How to Choose a Projector Screen for Your Business

Now that we learned about the main characteristics of projector screens, let’s discuss each characteristic as it relates to an office application.

Aspect Ratio and Size

As we stated above, unless you are planning to regularly screen movie blockbusters in your meeting room, a 16:9 aspect ratio should be your format of choice.

When considering the screen size, the 4/6/8 rule may come in handy. It says that for analytical viewing (when a viewer must analyze an image with a lot of data or fine detail), the ideal viewing distance should be less than 4 times the height of a screen.

Basic viewing (large text and less detailed content) is effective at a distance of 6 times the height of the screen. Passive viewing, when the audience is not actively involved in analyzing and working with data on the screen, is effective at 8 times the height of the screen.

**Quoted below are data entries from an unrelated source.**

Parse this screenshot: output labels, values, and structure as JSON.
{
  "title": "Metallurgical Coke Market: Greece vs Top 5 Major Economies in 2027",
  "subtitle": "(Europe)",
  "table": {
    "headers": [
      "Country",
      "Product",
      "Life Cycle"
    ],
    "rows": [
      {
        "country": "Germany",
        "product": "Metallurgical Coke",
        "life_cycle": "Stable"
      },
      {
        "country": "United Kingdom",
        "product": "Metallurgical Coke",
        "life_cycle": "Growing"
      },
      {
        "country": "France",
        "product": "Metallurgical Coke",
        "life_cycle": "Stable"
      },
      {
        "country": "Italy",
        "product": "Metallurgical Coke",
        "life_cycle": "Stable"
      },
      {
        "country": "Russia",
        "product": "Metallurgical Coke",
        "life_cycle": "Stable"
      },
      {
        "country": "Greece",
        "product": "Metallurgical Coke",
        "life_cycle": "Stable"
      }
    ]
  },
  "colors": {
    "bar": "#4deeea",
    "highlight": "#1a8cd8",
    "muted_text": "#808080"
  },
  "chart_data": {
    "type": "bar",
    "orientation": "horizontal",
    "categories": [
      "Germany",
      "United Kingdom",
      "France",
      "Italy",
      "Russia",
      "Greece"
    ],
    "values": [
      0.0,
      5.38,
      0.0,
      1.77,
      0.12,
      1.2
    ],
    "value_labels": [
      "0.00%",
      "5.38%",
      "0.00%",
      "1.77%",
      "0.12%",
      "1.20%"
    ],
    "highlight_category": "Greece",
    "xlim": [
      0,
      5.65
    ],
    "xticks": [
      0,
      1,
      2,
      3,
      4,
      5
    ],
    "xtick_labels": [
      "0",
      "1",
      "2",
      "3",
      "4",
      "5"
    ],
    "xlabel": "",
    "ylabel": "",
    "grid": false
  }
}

Projector Brightness and Throw Range

Projector throw ratio is a term that describes how far your projector must be placed from the screen to produce the desired image size. Make sure you have enough space in your room to place your projector at the right distance. Or, if you want to have a bigger screen in a smaller room, consider using an ultra-short throw projector.

Image brightness will also be directly affected by the size of the screen. The larger the screen, the dimmer the image. If you want a really big screen, make sure your projector is bright enough to handle it. Here is an online calculator that can help you decide.

Projector Gain for Office Environments

A high-gain screen will probably be the best choice unless your meeting room is pitch black. In an office environment with a lot of ambient lighting, brightness becomes the main issue.

High gain helps to resolve it, but, as we said above, at the cost of overall image quality. So, if your budget allows it, consider buying an ALR screen instead…

Ambient Light Rejection (ALR) Screens

ALR screens are considerably more expensive than regular ones, but if your budget allows it, buying one may be the best option.

They are considerably more expensive but offer excellent brightness and overall image quality. Note that different types of ALR screens should be used depending on your projector’s throw ratio.

Now you know all the basics for choosing the right projector screen for your office. However, each case is unique and may require professional help if you want to get the most out of your projector setup.